Michela - As you said before, a lot of things became irrelevant in the process of making [Milagros] - actually in the process of making art more generally. Because really, instead of working with these concepts first, intellectualizing the process and the reasons why we started to do these things, it's like the piece kidnapped us into his own, her own, their own, energy. And there is a little bit of darkness, as you mentioned before, but it's been treated with a whimsical or joyful energy. I guess that's what unites my and Yamila's energy; I don't know if it's because we like to see the glass not half empty, or more the sun than the shadow, but also both of us have this kind of shadow. In the end our shared tendency goes more towards the light.
Natalie - During the pandemic there came sometimes this terrifying and new sensation of the whole world in crisis, individual and global at once. The creative response to it can help us sort of work our way through things. But obviously I hope we don't have to deal with another pandemic for some time.
Michela - Of course, let's hope we don't. But look: it's been very overwhelming. There were nights that I couldn't sleep. I don't know about you. And we were really overwhelmed by a lot of fears and uncertainty about the future. But then knowing what the social media narrative can create and what, in fact, really happened from a different point of view...There are a lot of things that have the potential to be lived and treated in a better way than what we have been made to believe we could have done.
Natalie - It's also weird when you try to think back to what it really felt like during the worst of it: you can get flashes of it, but it's really hard to go back all the way.
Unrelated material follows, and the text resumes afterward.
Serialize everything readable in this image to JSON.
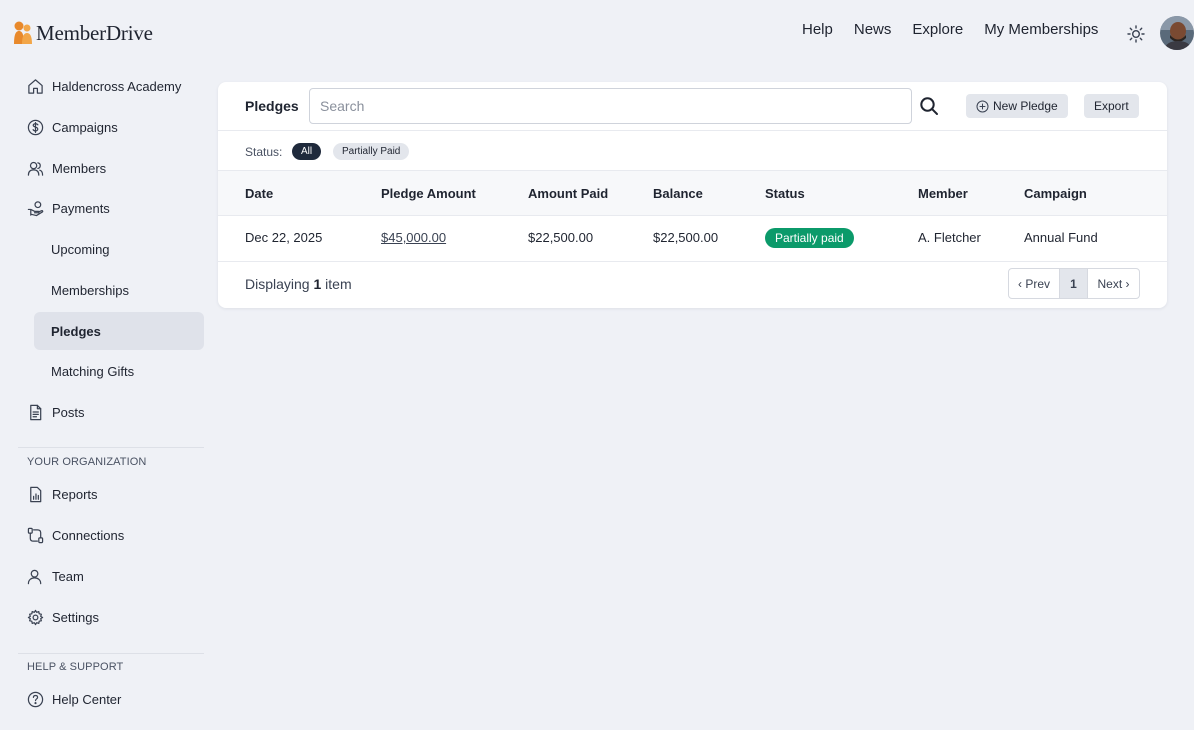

There's something about ourselves that just keeps us moving forward. I don't think about what it felt like that often now. And I don't know if that's true for you, too. Maybe it's not a good thing to think of the pandemic as an anomalous circumstance or experience, but there's part of the human psychology that just wants to forget it. I want to thank you both for this work you made and talking more about it here. And I hope that this work will also continue to evolve.
Michela - As a matter of fact, yesterday we had another idea.
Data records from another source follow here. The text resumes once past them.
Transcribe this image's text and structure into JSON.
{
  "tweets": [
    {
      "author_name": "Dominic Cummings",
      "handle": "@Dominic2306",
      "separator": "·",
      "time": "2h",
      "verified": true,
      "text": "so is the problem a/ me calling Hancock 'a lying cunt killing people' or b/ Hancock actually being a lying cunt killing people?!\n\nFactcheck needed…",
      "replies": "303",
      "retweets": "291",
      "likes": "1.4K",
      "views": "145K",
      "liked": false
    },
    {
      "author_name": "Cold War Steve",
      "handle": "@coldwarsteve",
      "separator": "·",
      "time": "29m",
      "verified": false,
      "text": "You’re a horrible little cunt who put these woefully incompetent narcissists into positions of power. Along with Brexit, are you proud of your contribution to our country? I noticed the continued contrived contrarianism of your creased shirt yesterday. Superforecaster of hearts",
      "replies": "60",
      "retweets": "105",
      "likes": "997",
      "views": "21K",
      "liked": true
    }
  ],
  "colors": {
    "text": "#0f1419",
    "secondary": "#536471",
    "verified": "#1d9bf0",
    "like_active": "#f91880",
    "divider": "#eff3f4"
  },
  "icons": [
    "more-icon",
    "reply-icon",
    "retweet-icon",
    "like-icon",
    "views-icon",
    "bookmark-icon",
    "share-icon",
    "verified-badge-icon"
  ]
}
Yamila - Lately I've been making ceramic masks and those [in the gallery] are the last pieces that I made. And I really love them because to make them, it's the opposite of putting on a mask. It's like the mask expresses things. So I was thinking of a collaboration with Michela, of making a big being with the face/mask, the arms, the legs and also fabrics - and create something really big.
Michela - It's fantastic because we've gone from speaking about the destruction of a body to reconstruction of a body in this new idea, and to also use clothes and fabric and things that we don't use anymore. It's almost on the border of becoming an order. Instead of throwing it away we wanted to do some art. So that's how Yamila began to speak about having a body: arms and torso, and the mask.
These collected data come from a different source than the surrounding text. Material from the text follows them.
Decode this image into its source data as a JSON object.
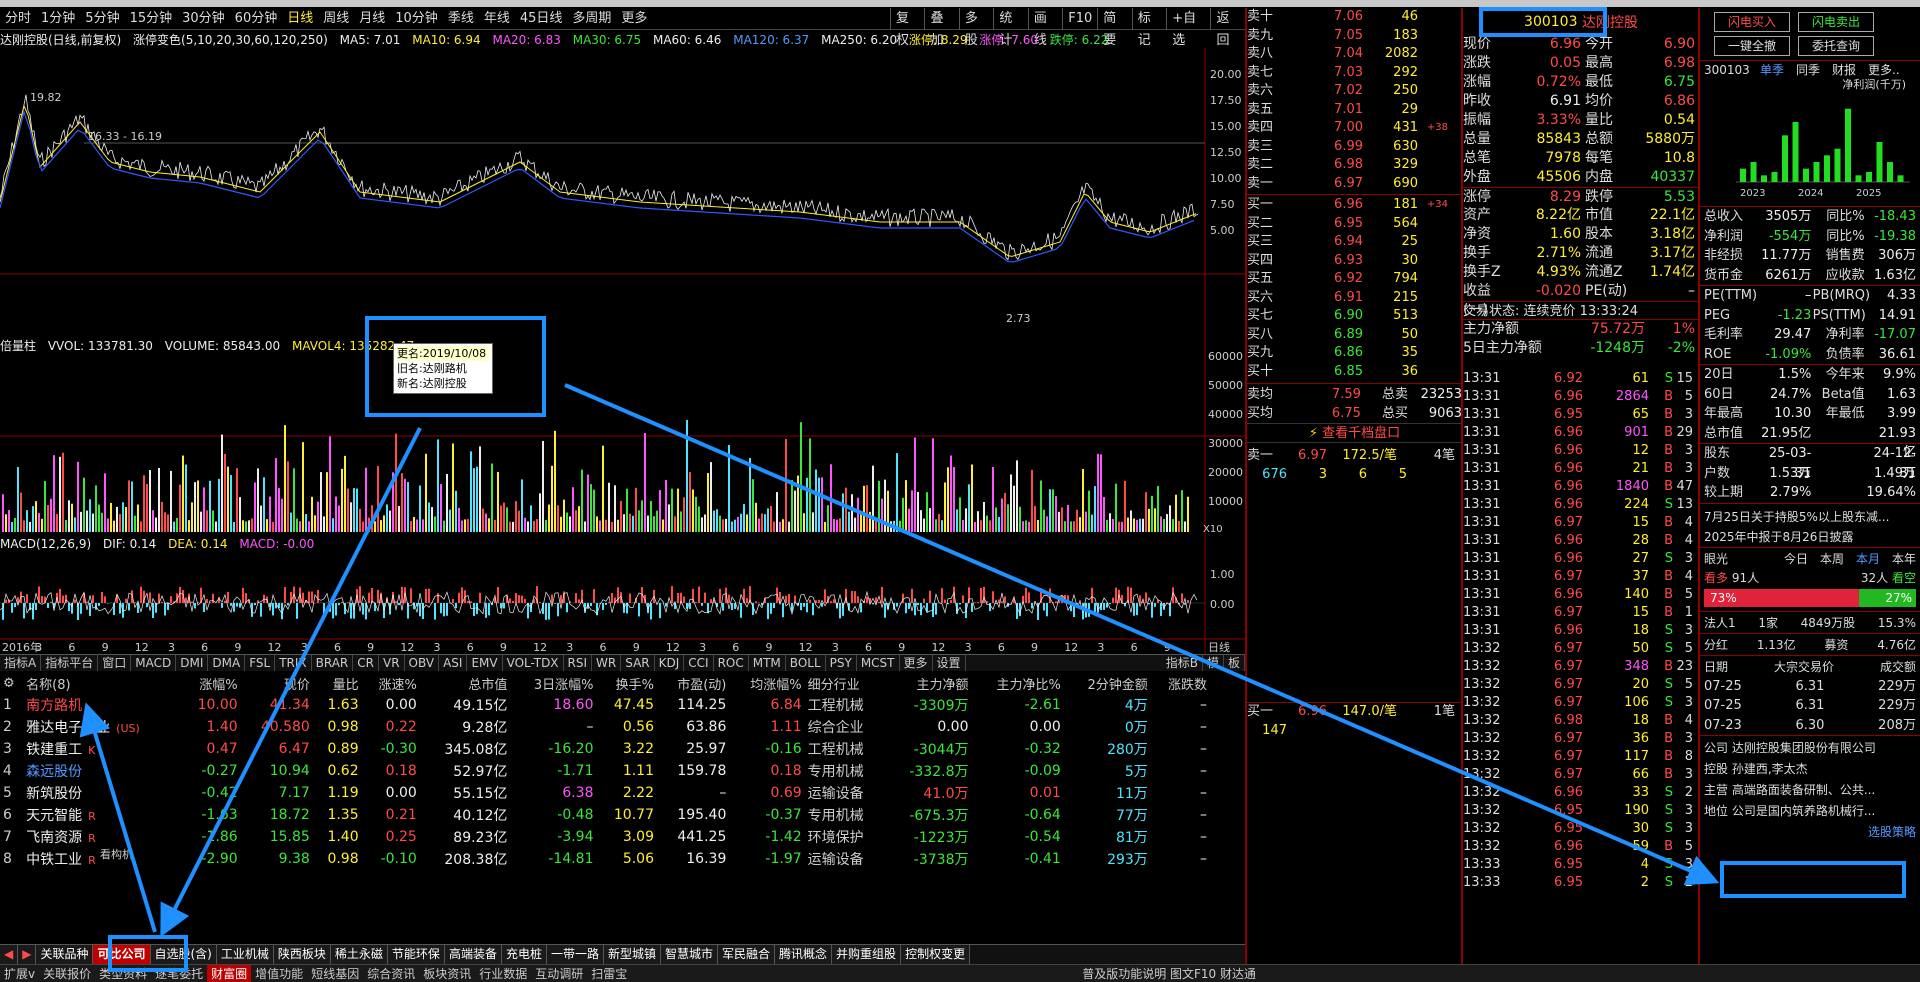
{
  "period_bar": {
    "items": [
      "分时",
      "1分钟",
      "5分钟",
      "15分钟",
      "30分钟",
      "60分钟",
      "日线",
      "周线",
      "月线",
      "10分钟",
      "季线",
      "年线",
      "45日线",
      "多周期",
      "更多"
    ],
    "active": "日线"
  },
  "toolbar": {
    "items": [
      "复权",
      "叠加",
      "多股",
      "统计",
      "画线",
      "F10",
      "简要",
      "标记",
      "+自选",
      "返回"
    ]
  },
  "chart_info": {
    "name": "达刚控股(日线,前复权)",
    "indicator": "涨停变色(5,10,20,30,60,120,250)",
    "ma5": "MA5: 7.01",
    "ma10": "MA10: 6.94",
    "ma20": "MA20: 6.83",
    "ma30": "MA30: 6.75",
    "ma60": "MA60: 6.46",
    "ma120": "MA120: 6.37",
    "ma250": "MA250: 6.20",
    "zt": "涨停: 8.29",
    "zd": "涨停: 7.60",
    "dt": "跌停: 6.22"
  },
  "price_axis": [
    "20.00",
    "17.50",
    "15.00",
    "12.50",
    "10.00",
    "7.50",
    "5.00"
  ],
  "price_marks": {
    "high": "19.82",
    "mid": "16.33 - 16.19",
    "low": "2.73"
  },
  "volume_info": {
    "name": "倍量柱",
    "vvol": "VVOL: 133781.30",
    "volume": "VOLUME: 85843.00",
    "mavol": "MAVOL4: 135282.47"
  },
  "volume_axis": [
    "60000",
    "50000",
    "40000",
    "30000",
    "20000",
    "10000"
  ],
  "volume_unit": "X10",
  "tooltip": {
    "line1": "更名:2019/10/08",
    "line2": "旧名:达刚路机",
    "line3": "新名:达刚控股"
  },
  "macd_info": {
    "name": "MACD(12,26,9)",
    "dif": "DIF: 0.14",
    "dea": "DEA: 0.14",
    "macd": "MACD: -0.00"
  },
  "macd_axis": [
    "1.00",
    "0.00"
  ],
  "time_axis": [
    "2016年",
    "3",
    "6",
    "9",
    "12",
    "3",
    "6",
    "9",
    "12",
    "3",
    "6",
    "9",
    "12",
    "3",
    "6",
    "9",
    "12",
    "3",
    "6",
    "9",
    "12",
    "3",
    "6",
    "9",
    "12",
    "3",
    "6",
    "9",
    "12",
    "3",
    "6",
    "9",
    "12",
    "3",
    "6",
    "9",
    "日线"
  ],
  "indicator_tabs": [
    "指标A",
    "指标平台",
    "窗口",
    "MACD",
    "DMI",
    "DMA",
    "FSL",
    "TRIX",
    "BRAR",
    "CR",
    "VR",
    "OBV",
    "ASI",
    "EMV",
    "VOL-TDX",
    "RSI",
    "WR",
    "SAR",
    "KDJ",
    "CCI",
    "ROC",
    "MTM",
    "BOLL",
    "PSY",
    "MCST",
    "更多",
    "设置"
  ],
  "indicator_right": [
    "指标B",
    "模",
    "板"
  ],
  "stock_table": {
    "headers": [
      "名称(8)",
      "涨幅%",
      "现价",
      "量比",
      "涨速%",
      "总市值",
      "3日涨幅%",
      "换手%",
      "市盈(动)",
      "均涨幅%",
      "细分行业",
      "主力净额",
      "主力净比%",
      "2分钟金额",
      "涨跌数"
    ],
    "rows": [
      [
        "1",
        "南方路机",
        "",
        "10.00",
        "41.34",
        "1.63",
        "0.00",
        "49.15亿",
        "18.60",
        "47.45",
        "114.25",
        "6.84",
        "工程机械",
        "-3309万",
        "-2.61",
        "4万",
        "–"
      ],
      [
        "2",
        "雅达电子工业",
        "(US)",
        "1.40",
        "40.580",
        "0.98",
        "0.22",
        "9.28亿",
        "–",
        "0.56",
        "63.86",
        "1.11",
        "综合企业",
        "0.00",
        "0.00",
        "0万",
        "–"
      ],
      [
        "3",
        "铁建重工",
        "K",
        "0.47",
        "6.47",
        "0.89",
        "-0.30",
        "345.08亿",
        "-16.20",
        "3.22",
        "25.97",
        "-0.16",
        "工程机械",
        "-3044万",
        "-0.32",
        "280万",
        "–"
      ],
      [
        "4",
        "森远股份",
        "",
        "-0.27",
        "10.94",
        "0.62",
        "0.18",
        "52.97亿",
        "-1.71",
        "1.11",
        "159.78",
        "0.18",
        "专用机械",
        "-332.8万",
        "-0.09",
        "5万",
        "–"
      ],
      [
        "5",
        "新筑股份",
        "",
        "-0.42",
        "7.17",
        "1.19",
        "0.00",
        "55.15亿",
        "6.38",
        "2.22",
        "–",
        "0.69",
        "运输设备",
        "41.0万",
        "0.01",
        "11万",
        "–"
      ],
      [
        "6",
        "天元智能",
        "R",
        "-1.63",
        "18.72",
        "1.35",
        "0.21",
        "40.12亿",
        "-0.48",
        "10.77",
        "195.40",
        "-0.37",
        "专用机械",
        "-675.3万",
        "-0.64",
        "77万",
        "–"
      ],
      [
        "7",
        "飞南资源",
        "R",
        "-1.86",
        "15.85",
        "1.40",
        "0.25",
        "89.23亿",
        "-3.94",
        "3.09",
        "441.25",
        "-1.42",
        "环境保护",
        "-1223万",
        "-0.54",
        "81万",
        "–"
      ],
      [
        "8",
        "中铁工业",
        "R",
        "-2.90",
        "9.38",
        "0.98",
        "-0.10",
        "208.38亿",
        "-14.81",
        "5.06",
        "16.39",
        "-1.97",
        "运输设备",
        "-3738万",
        "-0.41",
        "293万",
        "–"
      ]
    ],
    "row8_note": "看构机"
  },
  "sector_tabs": [
    "关联品种",
    "可比公司",
    "自选股(含)",
    "工业机械",
    "陕西板块",
    "稀土永磁",
    "节能环保",
    "高端装备",
    "充电桩",
    "一带一路",
    "新型城镇",
    "智慧城市",
    "军民融合",
    "腾讯概念",
    "并购重组股",
    "控制权变更"
  ],
  "sector_active": "可比公司",
  "bottom_bar": [
    "扩展v",
    "关联报价",
    "类型资料",
    "逐笔委托",
    "财富圈",
    "增值功能",
    "短线基因",
    "综合资讯",
    "板块资讯",
    "行业数据",
    "互动调研",
    "扫雷宝"
  ],
  "bottom_bar_right": "普及版功能说明 图文F10 财达通",
  "order_book": {
    "sells": [
      [
        "卖十",
        "7.06",
        "46",
        ""
      ],
      [
        "卖九",
        "7.05",
        "183",
        ""
      ],
      [
        "卖八",
        "7.04",
        "2082",
        ""
      ],
      [
        "卖七",
        "7.03",
        "292",
        ""
      ],
      [
        "卖六",
        "7.02",
        "250",
        ""
      ],
      [
        "卖五",
        "7.01",
        "29",
        ""
      ],
      [
        "卖四",
        "7.00",
        "431",
        "+38"
      ],
      [
        "卖三",
        "6.99",
        "630",
        ""
      ],
      [
        "卖二",
        "6.98",
        "329",
        ""
      ],
      [
        "卖一",
        "6.97",
        "690",
        ""
      ]
    ],
    "buys": [
      [
        "买一",
        "6.96",
        "181",
        "+34"
      ],
      [
        "买二",
        "6.95",
        "564",
        ""
      ],
      [
        "买三",
        "6.94",
        "25",
        ""
      ],
      [
        "买四",
        "6.93",
        "30",
        ""
      ],
      [
        "买五",
        "6.92",
        "794",
        ""
      ],
      [
        "买六",
        "6.91",
        "215",
        ""
      ],
      [
        "买七",
        "6.90",
        "513",
        ""
      ],
      [
        "买八",
        "6.89",
        "50",
        ""
      ],
      [
        "买九",
        "6.86",
        "35",
        ""
      ],
      [
        "买十",
        "6.85",
        "36",
        ""
      ]
    ],
    "avg_sell": [
      "卖均",
      "7.59",
      "总卖",
      "23253"
    ],
    "avg_buy": [
      "买均",
      "6.75",
      "总买",
      "9063"
    ],
    "view_more": "查看千档盘口",
    "sell1": [
      "卖一",
      "6.97",
      "172.5/笔",
      "4笔"
    ],
    "sell1_detail": [
      "676",
      "3",
      "6",
      "5"
    ],
    "buy1": [
      "买一",
      "6.96",
      "147.0/笔",
      "1笔"
    ],
    "buy1_detail": [
      "147"
    ]
  },
  "quote": {
    "code": "300103",
    "name": "达刚控股",
    "rows": [
      [
        "现价",
        "6.96",
        "今开",
        "6.90"
      ],
      [
        "涨跌",
        "0.05",
        "最高",
        "6.98"
      ],
      [
        "涨幅",
        "0.72%",
        "最低",
        "6.75"
      ],
      [
        "昨收",
        "6.91",
        "均价",
        "6.86"
      ],
      [
        "振幅",
        "3.33%",
        "量比",
        "0.54"
      ],
      [
        "总量",
        "85843",
        "总额",
        "5880万"
      ],
      [
        "总笔",
        "7978",
        "每笔",
        "10.8"
      ],
      [
        "外盘",
        "45506",
        "内盘",
        "40337"
      ],
      [
        "涨停",
        "8.29",
        "跌停",
        "5.53"
      ],
      [
        "资产",
        "8.22亿",
        "市值",
        "22.1亿"
      ],
      [
        "净资",
        "1.60",
        "股本",
        "3.18亿"
      ],
      [
        "换手",
        "2.71%",
        "流通",
        "3.17亿"
      ],
      [
        "换手Z",
        "4.93%",
        "流通Z",
        "1.74亿"
      ],
      [
        "收益(一)",
        "-0.020",
        "PE(动)",
        "–"
      ]
    ],
    "trade_status": "交易状态: 连续竞价 13:33:24",
    "main_flow": [
      "主力净额",
      "75.72万",
      "1%"
    ],
    "main_flow5": [
      "5日主力净额",
      "-1248万",
      "-2%"
    ]
  },
  "ticks": [
    [
      "13:31",
      "6.92",
      "61",
      "S",
      "15"
    ],
    [
      "13:31",
      "6.96",
      "2864",
      "B",
      "5"
    ],
    [
      "13:31",
      "6.95",
      "65",
      "B",
      "3"
    ],
    [
      "13:31",
      "6.96",
      "901",
      "B",
      "29"
    ],
    [
      "13:31",
      "6.96",
      "12",
      "B",
      "3"
    ],
    [
      "13:31",
      "6.96",
      "21",
      "B",
      "3"
    ],
    [
      "13:31",
      "6.96",
      "1840",
      "B",
      "47"
    ],
    [
      "13:31",
      "6.96",
      "224",
      "S",
      "13"
    ],
    [
      "13:31",
      "6.97",
      "15",
      "B",
      "4"
    ],
    [
      "13:31",
      "6.96",
      "28",
      "B",
      "4"
    ],
    [
      "13:31",
      "6.96",
      "27",
      "S",
      "3"
    ],
    [
      "13:31",
      "6.97",
      "37",
      "B",
      "4"
    ],
    [
      "13:31",
      "6.96",
      "140",
      "B",
      "5"
    ],
    [
      "13:31",
      "6.97",
      "15",
      "B",
      "1"
    ],
    [
      "13:31",
      "6.96",
      "18",
      "S",
      "3"
    ],
    [
      "13:32",
      "6.97",
      "50",
      "S",
      "5"
    ],
    [
      "13:32",
      "6.97",
      "348",
      "B",
      "23"
    ],
    [
      "13:32",
      "6.97",
      "20",
      "S",
      "5"
    ],
    [
      "13:32",
      "6.97",
      "106",
      "S",
      "3"
    ],
    [
      "13:32",
      "6.98",
      "18",
      "B",
      "4"
    ],
    [
      "13:32",
      "6.97",
      "36",
      "B",
      "3"
    ],
    [
      "13:32",
      "6.97",
      "117",
      "B",
      "8"
    ],
    [
      "13:32",
      "6.97",
      "66",
      "B",
      "3"
    ],
    [
      "13:32",
      "6.96",
      "33",
      "S",
      "2"
    ],
    [
      "13:32",
      "6.95",
      "190",
      "S",
      "3"
    ],
    [
      "13:32",
      "6.95",
      "30",
      "S",
      "3"
    ],
    [
      "13:32",
      "6.96",
      "59",
      "B",
      "5"
    ],
    [
      "13:33",
      "6.95",
      "4",
      "S",
      "3"
    ],
    [
      "13:33",
      "6.95",
      "2",
      "S",
      "2"
    ]
  ],
  "right_info": {
    "buttons": [
      "闪电买入",
      "闪电卖出",
      "一键全撤",
      "委托查询"
    ],
    "fin_tabs": [
      "单季",
      "同季",
      "财报",
      "更多.."
    ],
    "fin_code": "300103",
    "fin_label": "净利润(千万)",
    "fin_years": [
      "2023",
      "2024",
      "2025"
    ],
    "fin_values": [
      -2,
      -3,
      -1,
      -1.5,
      -7,
      -9,
      -2,
      -3,
      -4,
      -5,
      -11,
      -1,
      -1.5,
      -6,
      -3,
      -1
    ],
    "rows1": [
      [
        "总收入",
        "3505万",
        "同比%",
        "-18.43"
      ],
      [
        "净利润",
        "-554万",
        "同比%",
        "-19.38"
      ],
      [
        "非经损",
        "11.77万",
        "销售费",
        "306万"
      ],
      [
        "货币金",
        "6261万",
        "应收款",
        "1.63亿"
      ]
    ],
    "rows2": [
      [
        "PE(TTM)",
        "–",
        "PB(MRQ)",
        "4.33"
      ],
      [
        "PEG",
        "-1.23",
        "PS(TTM)",
        "14.91"
      ],
      [
        "毛利率",
        "29.47",
        "净利率",
        "-17.07"
      ],
      [
        "ROE",
        "-1.09%",
        "负债率",
        "36.61"
      ]
    ],
    "rows3": [
      [
        "20日",
        "1.5%",
        "今年来",
        "9.9%"
      ],
      [
        "60日",
        "24.7%",
        "Beta值",
        "1.63"
      ],
      [
        "年最高",
        "10.30",
        "年最低",
        "3.99"
      ],
      [
        "总市值",
        "21.95亿",
        "",
        "21.93亿"
      ]
    ],
    "rows4": [
      [
        "股东",
        "25-03-31",
        "",
        "24-12-31"
      ],
      [
        "户数",
        "1.53万",
        "",
        "1.49万"
      ],
      [
        "较上期",
        "2.79%",
        "",
        "19.64%"
      ]
    ],
    "news1": "7月25日关于持股5%以上股东减...",
    "news2": "2025年中报于8月26日披露",
    "eye": [
      "眼光",
      "今日",
      "本周",
      "本月",
      "本年"
    ],
    "sentiment": {
      "bull_label": "看多",
      "bull_count": "91人",
      "bear_count": "32人",
      "bear_label": "看空",
      "bull_pct": "73%",
      "bear_pct": "27%",
      "bull_share": 73
    },
    "inst": [
      "法人1",
      "1家",
      "4849万股",
      "15.3%"
    ],
    "dividend": [
      "分红",
      "1.13亿",
      "募资",
      "4.76亿"
    ],
    "block_headers": [
      "日期",
      "大宗交易价",
      "成交额"
    ],
    "blocks": [
      [
        "07-25",
        "6.31",
        "229万"
      ],
      [
        "07-25",
        "6.31",
        "229万"
      ],
      [
        "07-23",
        "6.30",
        "208万"
      ]
    ],
    "company": [
      "公司",
      "达刚控股集团股份有限公司"
    ],
    "holder": [
      "控股",
      "孙建西,李太杰"
    ],
    "business": [
      "主营",
      "高端路面装备研制、公共..."
    ],
    "position": [
      "地位",
      "公司是国内筑养路机械行..."
    ],
    "link": "选股策略"
  },
  "colors": {
    "up": "#ff4a4a",
    "down": "#3ae63a",
    "highlight": "#1e90ff",
    "active_tab": "#c00000"
  }
}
Yamila - Also, the masks [in Modern Nature] are very fresh, I had just really packed them up and brought them to the gallery as soon as they were finished. Later, when I saw them on the wall, I almost wanted to draw a body, you know? Some kind of torso, to dance, or to do something with!
Michela: That actually connects with what you just said, Natalie, that we tend at one point to look toward the future and don't look back anymore. It's like a survival instinct. But this [new project] could be the next step out of the illusion of losing our body - which is related to a very real fear - by creating a new body.